Despite diverse strategies for locating and ablating GP sites for VVS treatment, clinical trials on CNA have consistently reported favourable outcomes.7 However, none of these have been placebo-controlled RCTs. There have been no reported significant complications of this procedure, with long-term follow-up available in several studies included in the meta-analysis, including studies that show sustained success rates of >90% over a 5-year follow-up duration.
Because of the limited number of patients experiencing refractory symptoms, few are eligible for this invasive treatment.7 Moreover, patients often experience VVS in clusters that occur randomly over time.37 Considering the unpredictable nature of syncope and the selected patient population, any placebo-controlled clinical trial would likely require a multicentre approach and ideally a standardized approach to ablation with a sufficient follow-up period to gather data to inform decision–making.

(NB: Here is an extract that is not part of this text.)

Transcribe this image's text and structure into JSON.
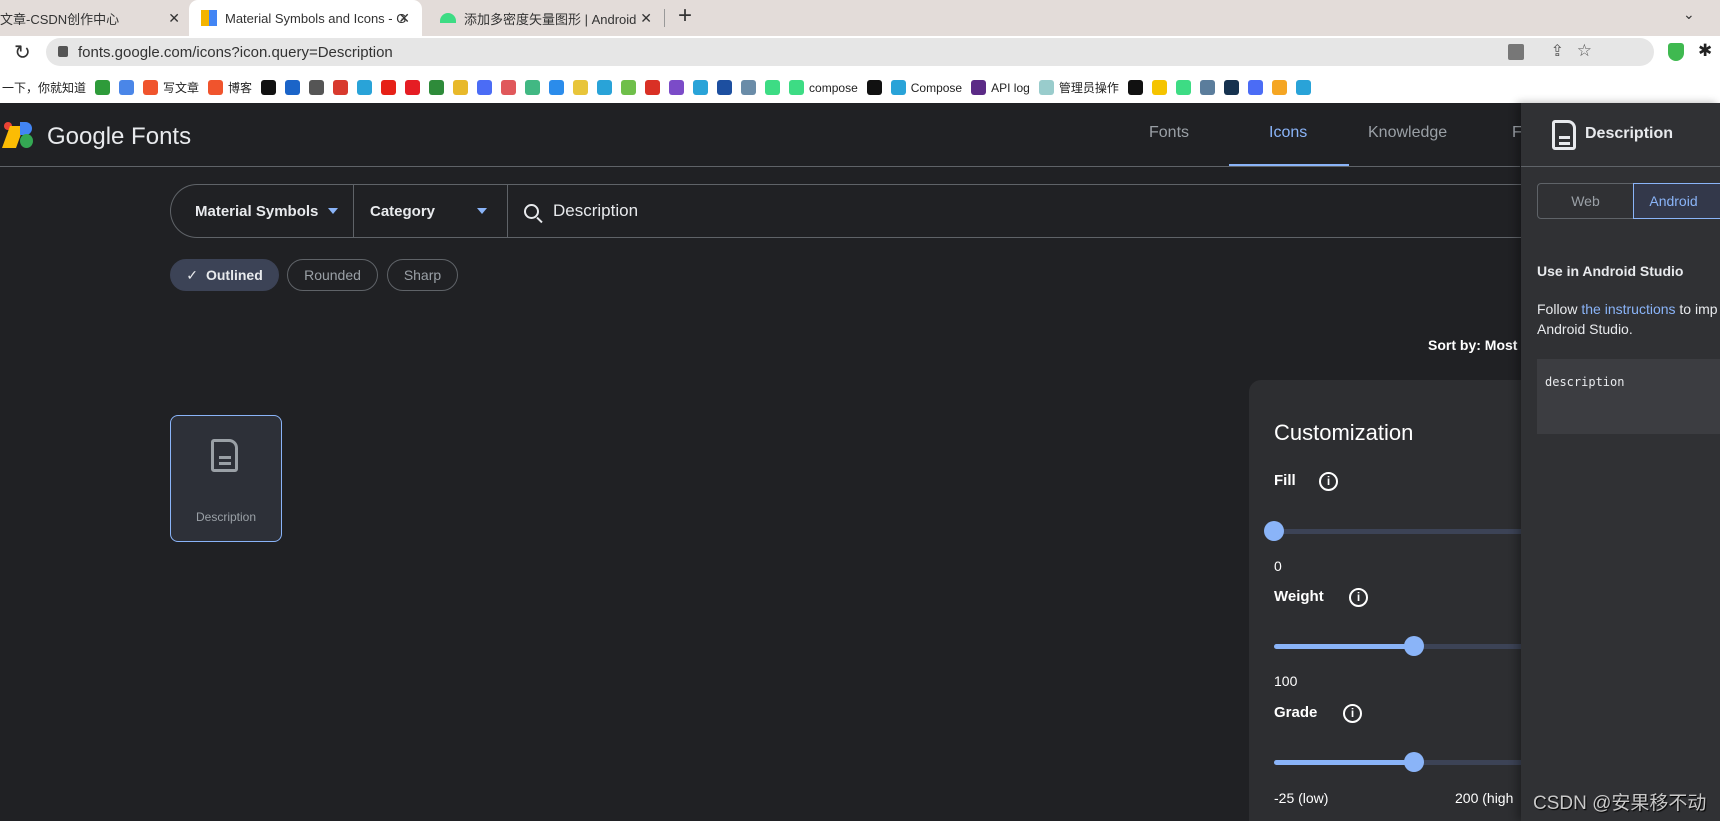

The European Society of Cardiology guideline committee has not yet endorsed CNA for syncope.9 Broader acceptance of CNA will require large multicentre trials and consensus on a standardized protocol used by the centres currently employing CNA.
Conclusion
Despite promising clinical outcomes, CNA efficacy has yet to be validated through randomized, placebo-controlled trials. These trials are necessary to overcome the substantial placebo effect observed in previous studies. The current guidelines for VVS treatment do not include CNA.9 This highlights the need for more rigorous research, including multicentre placebo-controlled RCTs, to establish CNA as a standard treatment for VVS and determine the optimal ablation strategy.